El cine, desde su aparición hasta hoy mismo, nutre el imaginario colectivo de todos. Algunas de sus imágenes nos hechizan y se quedan prendidas en la conciencia de todos. Adquieren entonces un carácter simbólico que nos interpreta, que habla de lo que somos.
Así ocurre estos días con esa ya desde hace tiempo mítica película de Sergei M. Eisenstein El acorazado Potemkin (1925). Particularmente la escena de la escalinata o escalera de Odessa, en la que, ante el avance de una hilera de soldados que disparan con sus armas de fuego, una multitud despavorida de gentes huyen escapando de la muerte.
En tal escena, hay dos secuencias particularmente simbólicas: la de la madre, con su hijo malherido en brazos (¿no estamos ante una recreación del ‘stabat mater’?), que, como dama oferente, en dirección ascendente va hacia los soldados, que, sin piedad alguna, le disparan y la matan.
Así como la de ese carrito en el que, desamparado, tras haber caído su madre, va escaleras abajo, entre la estampida de la multitud, con un niño de apenas meses, como si fuera la ofrenda de la vida que busca un itinerario de salvación, ante tanta muerte.

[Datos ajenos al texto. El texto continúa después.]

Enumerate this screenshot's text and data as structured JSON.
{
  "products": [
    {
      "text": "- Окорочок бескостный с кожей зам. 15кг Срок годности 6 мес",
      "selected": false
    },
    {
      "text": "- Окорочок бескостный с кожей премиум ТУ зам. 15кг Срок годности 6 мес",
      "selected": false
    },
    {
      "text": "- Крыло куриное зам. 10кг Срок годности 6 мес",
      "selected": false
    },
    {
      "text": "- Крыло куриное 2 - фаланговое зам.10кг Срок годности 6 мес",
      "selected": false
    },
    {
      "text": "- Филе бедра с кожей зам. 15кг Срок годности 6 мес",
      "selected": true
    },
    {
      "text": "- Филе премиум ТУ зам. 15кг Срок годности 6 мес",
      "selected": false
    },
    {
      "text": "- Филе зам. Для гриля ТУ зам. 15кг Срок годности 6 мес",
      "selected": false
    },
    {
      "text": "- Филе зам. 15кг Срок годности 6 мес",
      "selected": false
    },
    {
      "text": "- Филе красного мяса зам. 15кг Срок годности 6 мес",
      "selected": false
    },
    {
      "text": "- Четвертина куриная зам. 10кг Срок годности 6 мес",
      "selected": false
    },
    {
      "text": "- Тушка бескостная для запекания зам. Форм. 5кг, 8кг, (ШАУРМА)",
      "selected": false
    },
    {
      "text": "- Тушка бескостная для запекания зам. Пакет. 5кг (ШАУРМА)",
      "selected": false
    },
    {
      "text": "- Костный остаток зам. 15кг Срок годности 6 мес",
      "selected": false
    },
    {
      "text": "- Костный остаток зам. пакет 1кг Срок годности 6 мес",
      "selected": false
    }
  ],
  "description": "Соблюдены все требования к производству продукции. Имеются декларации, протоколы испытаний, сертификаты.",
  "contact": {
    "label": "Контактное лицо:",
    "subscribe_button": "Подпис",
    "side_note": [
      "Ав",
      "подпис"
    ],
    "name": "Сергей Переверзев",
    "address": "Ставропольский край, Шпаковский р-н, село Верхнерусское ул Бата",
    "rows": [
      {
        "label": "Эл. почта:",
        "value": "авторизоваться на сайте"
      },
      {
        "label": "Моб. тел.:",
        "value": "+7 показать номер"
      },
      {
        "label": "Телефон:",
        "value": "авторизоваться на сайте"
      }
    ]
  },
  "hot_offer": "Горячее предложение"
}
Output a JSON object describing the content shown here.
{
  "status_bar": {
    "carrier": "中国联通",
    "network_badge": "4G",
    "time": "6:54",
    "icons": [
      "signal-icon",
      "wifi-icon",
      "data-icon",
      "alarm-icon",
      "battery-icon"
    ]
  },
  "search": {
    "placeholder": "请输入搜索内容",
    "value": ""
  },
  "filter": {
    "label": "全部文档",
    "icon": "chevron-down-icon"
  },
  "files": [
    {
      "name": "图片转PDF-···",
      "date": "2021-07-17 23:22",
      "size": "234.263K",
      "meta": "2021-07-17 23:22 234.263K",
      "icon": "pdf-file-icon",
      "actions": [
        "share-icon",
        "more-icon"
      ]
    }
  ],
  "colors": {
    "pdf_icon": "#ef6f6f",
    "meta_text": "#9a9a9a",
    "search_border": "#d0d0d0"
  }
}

Son imágenes que podemos extrapolar, de modo simbólico, a la actual situación de Ucrania, del pueblo ucraniano, que, ante la bárbara e injustificada invasión de unas autoridades rusas irracionales y despóticas, que ha asediado el país con guerra y muerte, trata –como la madre con el hijo en brazos, o como el bebé en el carrito– de huir (tantos cientos de miles de refugiados), de resistir, clamando siempre por una vida digna y en paz, que era la que tenían antes de la invasión y de la guerra.
Aunque, desde las frías estrategias y tácticas bélicas, son meras cifras, lo más doloroso y condenable es la muerte de tantos cientos o miles de personas (ninguna muerte tiene justificación alguna), la destrucción de los hogares, la huida forzada de tantos, el desamparo de los niños, de las mujeres, la entrega de cadáveres a las fosas comunes… Crímenes de guerra, sin justificación alguna, por los que quienes han realizado la invasión violenta y bélica tendrían que pagar ante esa justicia universal tan necesaria.
Y, ante tantos y tantos inocentes, cuyas vidas han sido segadas sin haber logrado alcanzar la plenitud en la tierra, un derecho concedido a la vida de todos, nos acude la imagen del ángel de la historia, ese Angelus novus, sobre el que reflexionara el pensador alemán Walter Benjamin.
Ese ángel de la historia, ese angelus novus que, en el final de los tiempos, habrá de desandar el camino para recoger en sus brazos todos esos seres cuyas vidas han sido segadas…, porque merecen esa reparación que, aunque ignoremos en qué habrá de consistir, todos los seres humanos merecen.
Como merecen una reparación esos miles de madrileños, invisibles (no hay más que ver la ceguera de ese consejero, mirando hacia el suelo, en cínica actitud de buscarlos, desde una tribuna pública), que, según informe de Cáritas, se hallan –uno de cada cinco seres humanos de los que viven en tal comunidad autónoma– incluso más allá de la pobreza, en la exclusión social; debido, sin duda, a políticas injustas y antisociales, que no se elaboran al servicio de todos, de ese bien común en que consiste la buena gobernanza.